Sophos X-Ops a obtenu des informations selon lesquelles deux outils de développement largement utilisés, le scanner de sécurité Checkmarx KICS et l'interface de ligne de commande (CLI) Bitwarden, ont été piratés le 22 avril 2026 afin de voler des identifiants dans des environnements de développement.
Ces attaques se sont produites à quelques heures d'intervalle et partagent le même domaine command-and-control (C2), ce qui pourrait indiquer qu'un seul et même acteur malveillant a mené une campagne coordonnée.

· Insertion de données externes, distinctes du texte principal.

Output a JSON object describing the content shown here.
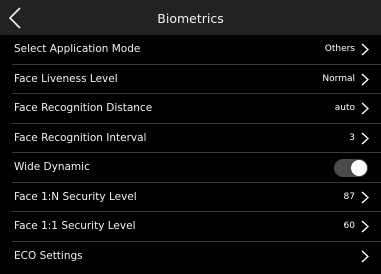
{
  "header": {
    "title": "Biometrics"
  },
  "settings": [
    {
      "label": "Select Application Mode",
      "value": "Others"
    },
    {
      "label": "Face Liveness Level",
      "value": "Normal"
    },
    {
      "label": "Face Recognition Distance",
      "value": "auto"
    },
    {
      "label": "Face Recognition Interval",
      "value": "3"
    },
    {
      "label": "Wide Dynamic",
      "toggle_state": "on"
    },
    {
      "label": "Face 1:N Security Level",
      "value": "87"
    },
    {
      "label": "Face 1:1 Security Level",
      "value": "60"
    },
    {
      "label": "ECO Settings",
      "value": ""
    }
  ],
  "icons": {
    "back": "chevron-left-icon",
    "row_arrow": "chevron-right-icon"
  },
  "colors": {
    "background": "#000000",
    "header_background": "#222222",
    "divider": "#3a3a3a",
    "toggle_track": "#4a4a4a",
    "toggle_knob": "#ffffff"
  }
}
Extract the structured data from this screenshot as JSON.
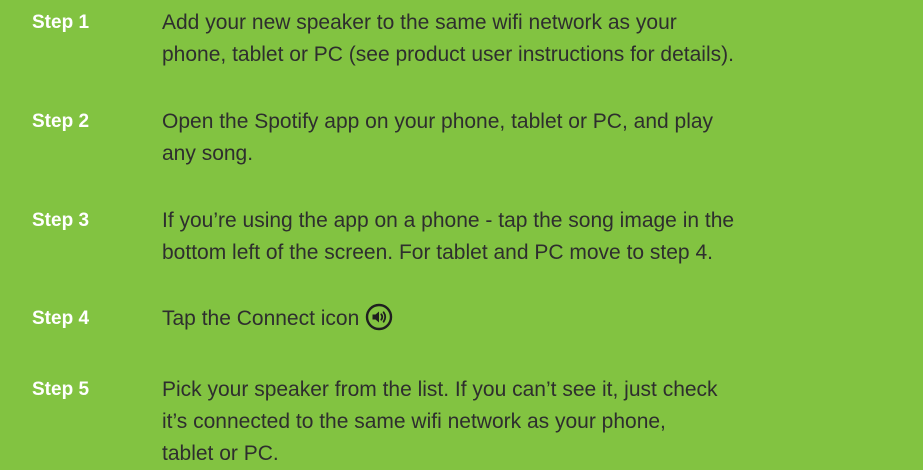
{
  "steps": [
    {
      "label": "Step 1",
      "lines": [
        "Add your new speaker to the same wifi network as your",
        "phone, tablet or PC (see product user instructions for details)."
      ]
    },
    {
      "label": "Step 2",
      "lines": [
        "Open the Spotify app on your phone, tablet or PC, and play",
        "any song."
      ]
    },
    {
      "label": "Step 3",
      "lines": [
        "If you’re using the app on a phone - tap the song image in the",
        "bottom left of the screen. For tablet and PC move to step 4."
      ]
    },
    {
      "label": "Step 4",
      "lines": [
        "Tap the Connect icon"
      ],
      "icon": "speaker-connect-icon"
    },
    {
      "label": "Step 5",
      "lines": [
        "Pick your speaker from the list. If you can’t see it, just check",
        "it’s connected to the same wifi network as your phone,",
        "tablet or PC."
      ]
    }
  ],
  "colors": {
    "background": "#82c341",
    "label": "#ffffff",
    "text": "#2e2e2e"
  }
}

Les deux éditeurs auraient depuis lors maîtrisé les incidents. Cet article détaille les évènements ayant eu lieu, les éléments volés et ce que les défenseurs doivent faire maintenant. Les protections Sophos sont en place pour les deux types d'intrusion ; les détections et les indicateurs sont inclus à la fin de cet article.
Que savons-nous à propos de ce piratage ?

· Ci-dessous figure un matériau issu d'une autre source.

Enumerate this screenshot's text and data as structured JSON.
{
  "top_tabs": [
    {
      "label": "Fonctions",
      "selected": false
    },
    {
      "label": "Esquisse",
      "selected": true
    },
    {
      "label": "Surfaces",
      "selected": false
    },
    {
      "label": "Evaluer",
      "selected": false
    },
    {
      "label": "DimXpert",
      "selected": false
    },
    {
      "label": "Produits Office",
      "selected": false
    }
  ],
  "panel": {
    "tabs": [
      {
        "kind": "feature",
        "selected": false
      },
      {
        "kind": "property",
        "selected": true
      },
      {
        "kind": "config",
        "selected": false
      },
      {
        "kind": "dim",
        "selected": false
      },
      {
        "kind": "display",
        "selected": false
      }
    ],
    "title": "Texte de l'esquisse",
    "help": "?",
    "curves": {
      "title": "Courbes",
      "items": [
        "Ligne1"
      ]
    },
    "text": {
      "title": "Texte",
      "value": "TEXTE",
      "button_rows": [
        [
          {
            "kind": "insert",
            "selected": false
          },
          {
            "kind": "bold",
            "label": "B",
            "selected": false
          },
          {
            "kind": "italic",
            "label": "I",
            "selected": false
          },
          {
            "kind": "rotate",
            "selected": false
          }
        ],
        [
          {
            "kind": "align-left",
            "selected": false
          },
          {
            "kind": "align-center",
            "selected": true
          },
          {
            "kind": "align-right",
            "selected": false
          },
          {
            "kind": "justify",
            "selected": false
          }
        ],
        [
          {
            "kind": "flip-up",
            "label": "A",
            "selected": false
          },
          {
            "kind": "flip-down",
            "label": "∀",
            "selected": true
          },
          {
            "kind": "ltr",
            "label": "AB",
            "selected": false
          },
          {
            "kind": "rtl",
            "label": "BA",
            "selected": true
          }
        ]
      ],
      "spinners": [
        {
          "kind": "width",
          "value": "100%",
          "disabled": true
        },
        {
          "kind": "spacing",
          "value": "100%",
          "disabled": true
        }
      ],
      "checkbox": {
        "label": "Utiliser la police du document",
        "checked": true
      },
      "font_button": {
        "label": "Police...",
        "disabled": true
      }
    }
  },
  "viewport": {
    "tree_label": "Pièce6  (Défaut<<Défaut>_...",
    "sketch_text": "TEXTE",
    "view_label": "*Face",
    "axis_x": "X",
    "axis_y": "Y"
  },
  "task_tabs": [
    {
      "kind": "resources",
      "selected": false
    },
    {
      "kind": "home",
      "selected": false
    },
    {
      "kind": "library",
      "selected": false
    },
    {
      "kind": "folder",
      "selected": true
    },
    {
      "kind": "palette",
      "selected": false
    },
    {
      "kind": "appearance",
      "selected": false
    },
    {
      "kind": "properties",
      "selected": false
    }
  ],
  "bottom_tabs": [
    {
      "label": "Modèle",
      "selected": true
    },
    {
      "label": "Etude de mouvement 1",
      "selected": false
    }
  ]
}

Un acteur malveillant a compromis les pipelines et les canaux de distribution de deux éditeurs d'outils de développement, apparemment le même jour. Des versions malveillantes de Checkmarx KICS (distribuées via Docker Hub, Open VSX et GitHub Actions) et de l'interface de ligne de commande Bitwarden (distribuée via npm) ont été distribuées via les canaux officiels et présentées comme des versions légitimes.
Les deux charges virales malveillantes ont tenté de collecter les informations sensibles suivantes :
- Jetons GitHub et npm.
- Clés SSH.
- Identifiants du fournisseur Cloud.
- Configurations de l'assistant IA.
De plus, les deux charges virales ont tenté d'exfiltrer des données volées vers audit.checkmarx[.]cx (94.154.172[.]43).

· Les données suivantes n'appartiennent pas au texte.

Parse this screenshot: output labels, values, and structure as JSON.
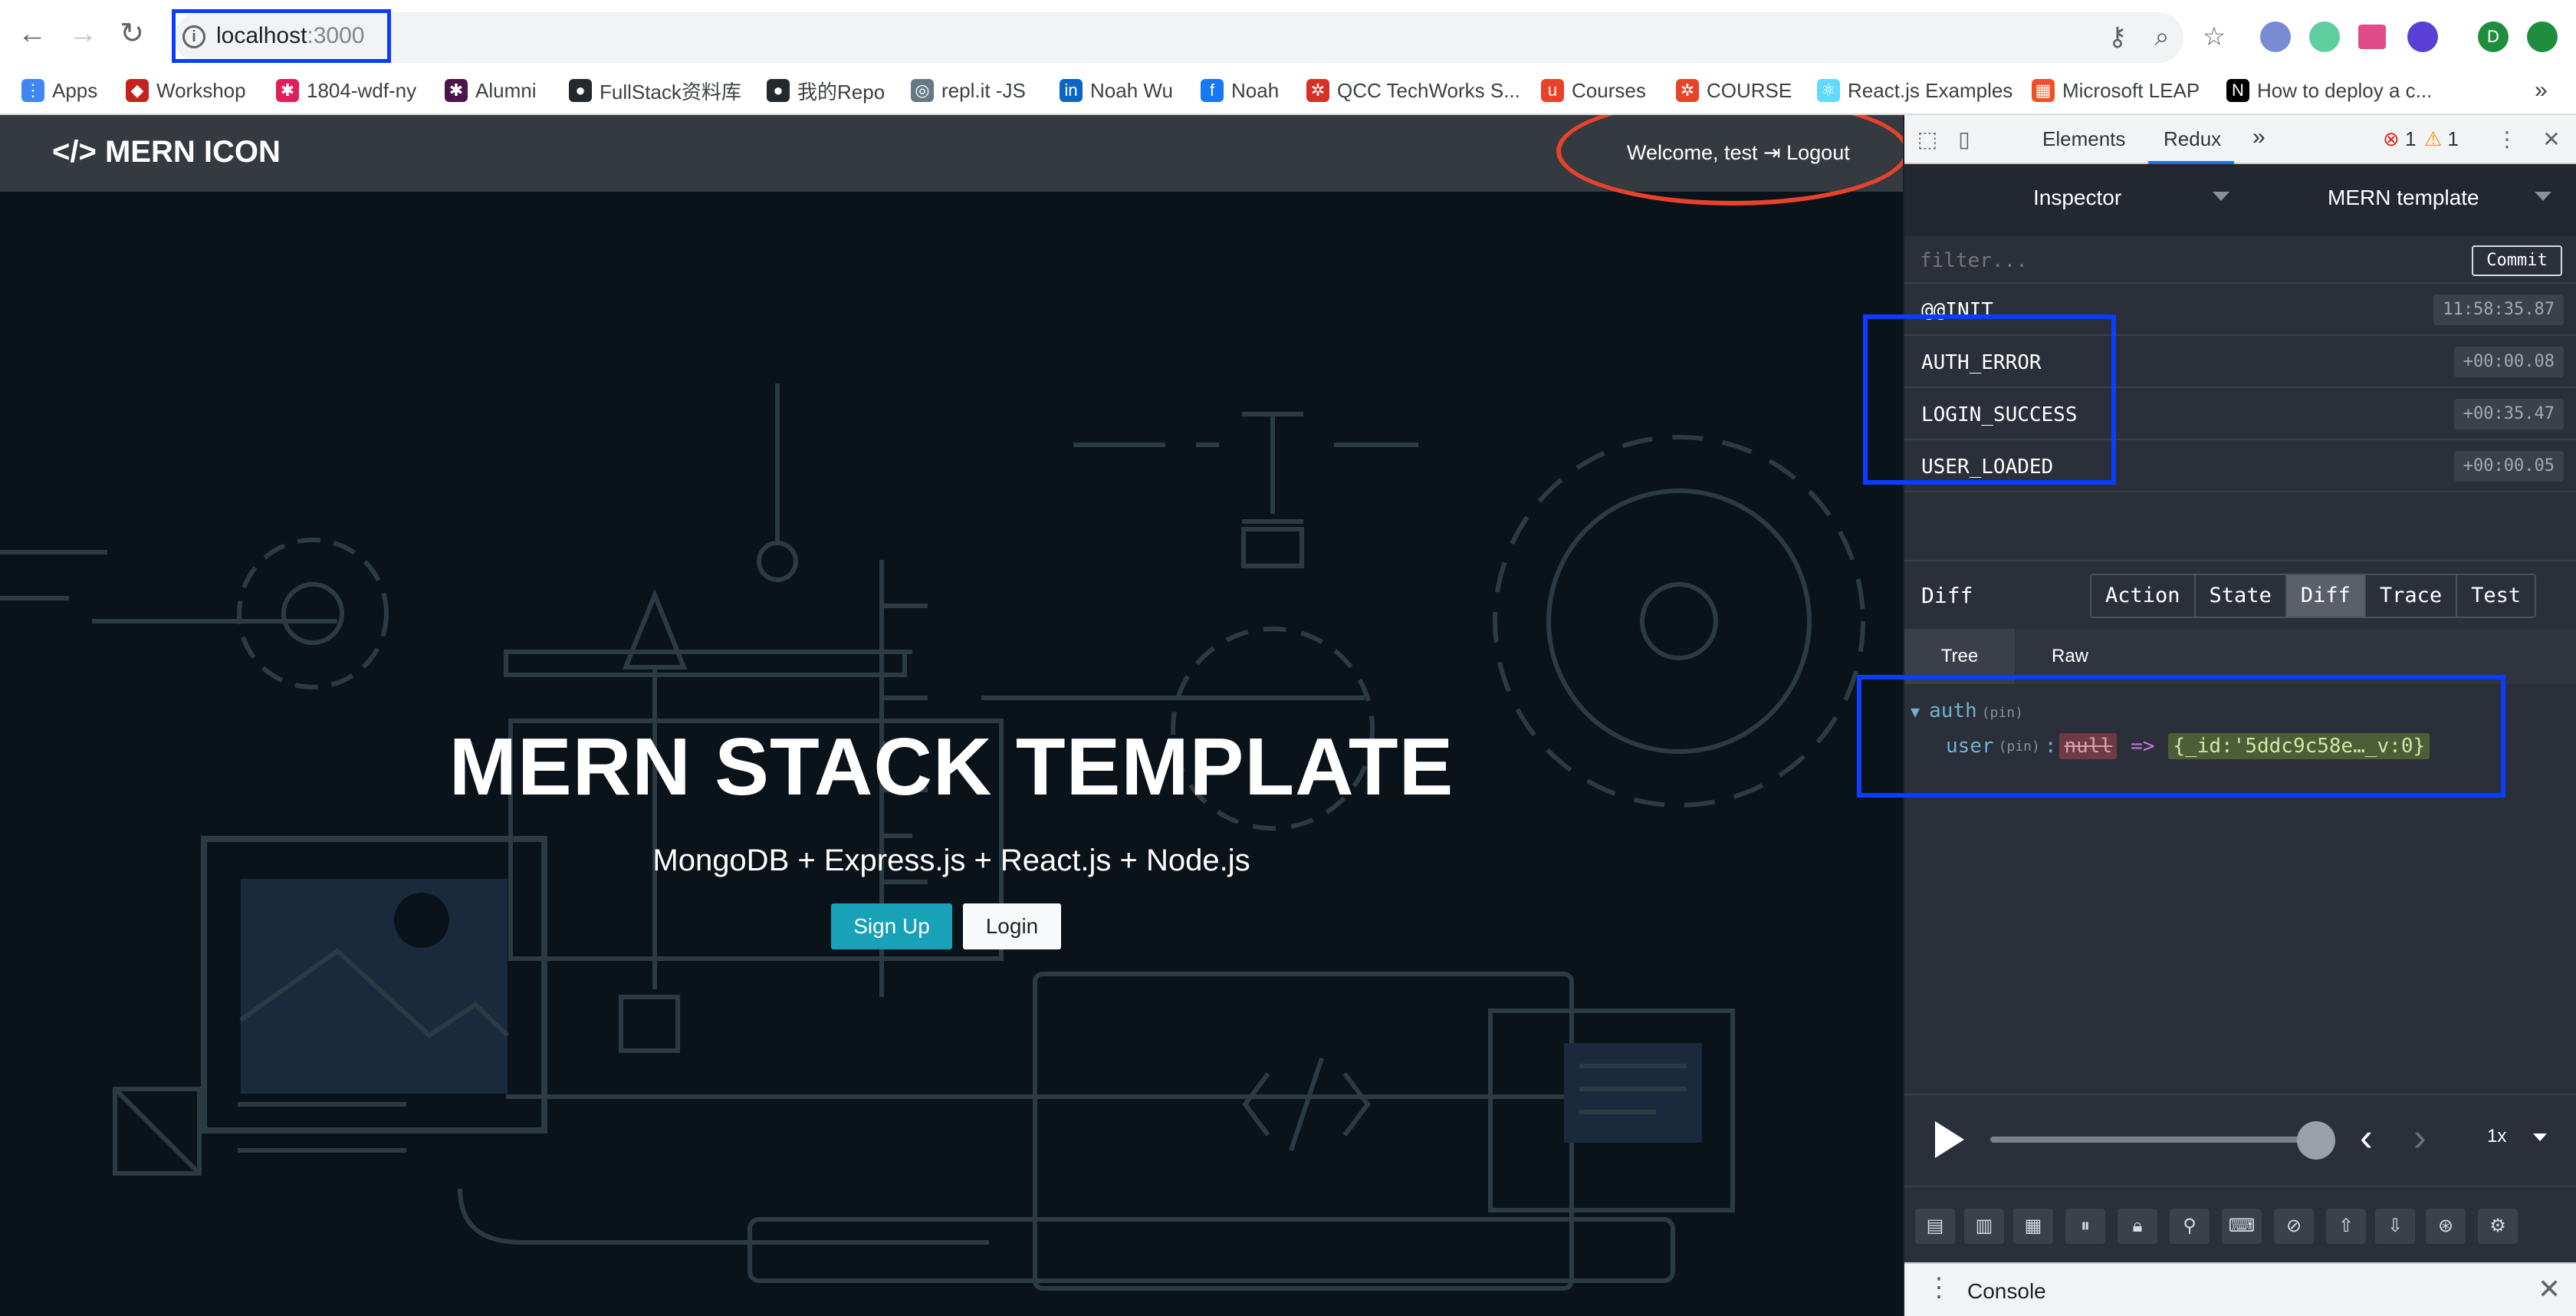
{
  "browser": {
    "url_host": "localhost",
    "url_port": ":3000",
    "bookmarks": [
      {
        "label": "Apps",
        "icon": "apps-grid-icon",
        "color": "#4285f4"
      },
      {
        "label": "Workshop",
        "icon": "workshop-icon",
        "color": "#c5221f"
      },
      {
        "label": "1804-wdf-ny",
        "icon": "slack-icon",
        "color": "#e01e5a"
      },
      {
        "label": "Alumni",
        "icon": "slack-icon",
        "color": "#4a154b"
      },
      {
        "label": "FullStack资料库",
        "icon": "github-icon",
        "color": "#24292e"
      },
      {
        "label": "我的Repo",
        "icon": "github-icon",
        "color": "#24292e"
      },
      {
        "label": "repl.it -JS",
        "icon": "replit-icon",
        "color": "#667881"
      },
      {
        "label": "Noah Wu",
        "icon": "linkedin-icon",
        "color": "#0a66c2"
      },
      {
        "label": "Noah",
        "icon": "facebook-icon",
        "color": "#1877f2"
      },
      {
        "label": "QCC TechWorks S...",
        "icon": "qcc-icon",
        "color": "#d93025"
      },
      {
        "label": "Courses",
        "icon": "courses-icon",
        "color": "#e8432a"
      },
      {
        "label": "COURSE",
        "icon": "course-icon",
        "color": "#e8432a"
      },
      {
        "label": "React.js Examples",
        "icon": "react-icon",
        "color": "#61dafb"
      },
      {
        "label": "Microsoft LEAP",
        "icon": "microsoft-icon",
        "color": "#f25022"
      },
      {
        "label": "How to deploy a c...",
        "icon": "notion-icon",
        "color": "#000000"
      }
    ],
    "more_bookmarks": "»"
  },
  "site": {
    "brand": "</> MERN ICON",
    "welcome": "Welcome, test",
    "logout": "Logout",
    "hero_title": "MERN STACK TEMPLATE",
    "hero_subtitle": "MongoDB + Express.js + React.js + Node.js",
    "signup": "Sign Up",
    "login": "Login"
  },
  "devtools": {
    "tabs": [
      "Elements",
      "Redux"
    ],
    "active_tab": "Redux",
    "more": "»",
    "error_count": "1",
    "warning_count": "1",
    "monitor": "Inspector",
    "store": "MERN template",
    "filter_placeholder": "filter...",
    "commit": "Commit",
    "actions": [
      {
        "name": "@@INIT",
        "time": "11:58:35.87"
      },
      {
        "name": "AUTH_ERROR",
        "time": "+00:00.08"
      },
      {
        "name": "LOGIN_SUCCESS",
        "time": "+00:35.47"
      },
      {
        "name": "USER_LOADED",
        "time": "+00:00.05"
      }
    ],
    "diff_label": "Diff",
    "view_tabs": [
      "Action",
      "State",
      "Diff",
      "Trace",
      "Test"
    ],
    "active_view": "Diff",
    "sub_tabs": [
      "Tree",
      "Raw"
    ],
    "active_sub": "Tree",
    "tree": {
      "key": "auth",
      "child_key": "user",
      "pin": "(pin)",
      "old_value": "null",
      "arrow": "=>",
      "new_value": "{_id:'5ddc9c58e…_v:0}"
    },
    "speed": "1x",
    "console": "Console"
  },
  "colors": {
    "accent_highlight": "#0a3dff",
    "annotation_ellipse": "#e8432a",
    "signup_bg": "#17a2b8"
  }
}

Il convient de noter que, le mois dernier, un acteur malveillant connu sous le nom de TeamPCP a compromis GitHub Actions de Checkmarx concernant deux dépôts, en exploitant apparemment des secrets CI/CD volés précédemment. Les dépôts de Trivy, Telnyx et LiteLLM auraient également été touchés lors de ces attaques.
Pour le moment, nous ne disposons d'aucun renseignement permettant de suggérer que les attaques les plus récentes soient liées à cette campagne.
Incident 1 : Checkmarx KICS
Checkmarx KICS est un scanner de sécurité open source de type infrastructure-as-code largement utilisé dans les pipelines CI/CD. Le 22 avril, un attaquant a diffusé des éléments malveillants via trois canaux de distribution :
- Docker Hub : le dépôt checkmarx/kics, qui compte plus de cinq millions de pulls cumulés, a reçu des images altérées sous les étiquettes v2.1.20-debian, v2.1.20, debian, alpine et versions ultérieures, ainsi qu'une étiquette nouvellement introduite v2.1.21. Dans chaque image, le binaire KICS ELF basé sur Go avait été modifié pour ajouter une télémétrie non autorisée et une routine d'exfiltration qui chiffrait les rapports d'analyse et les envoyait vers le système endpoint de l'attaquant.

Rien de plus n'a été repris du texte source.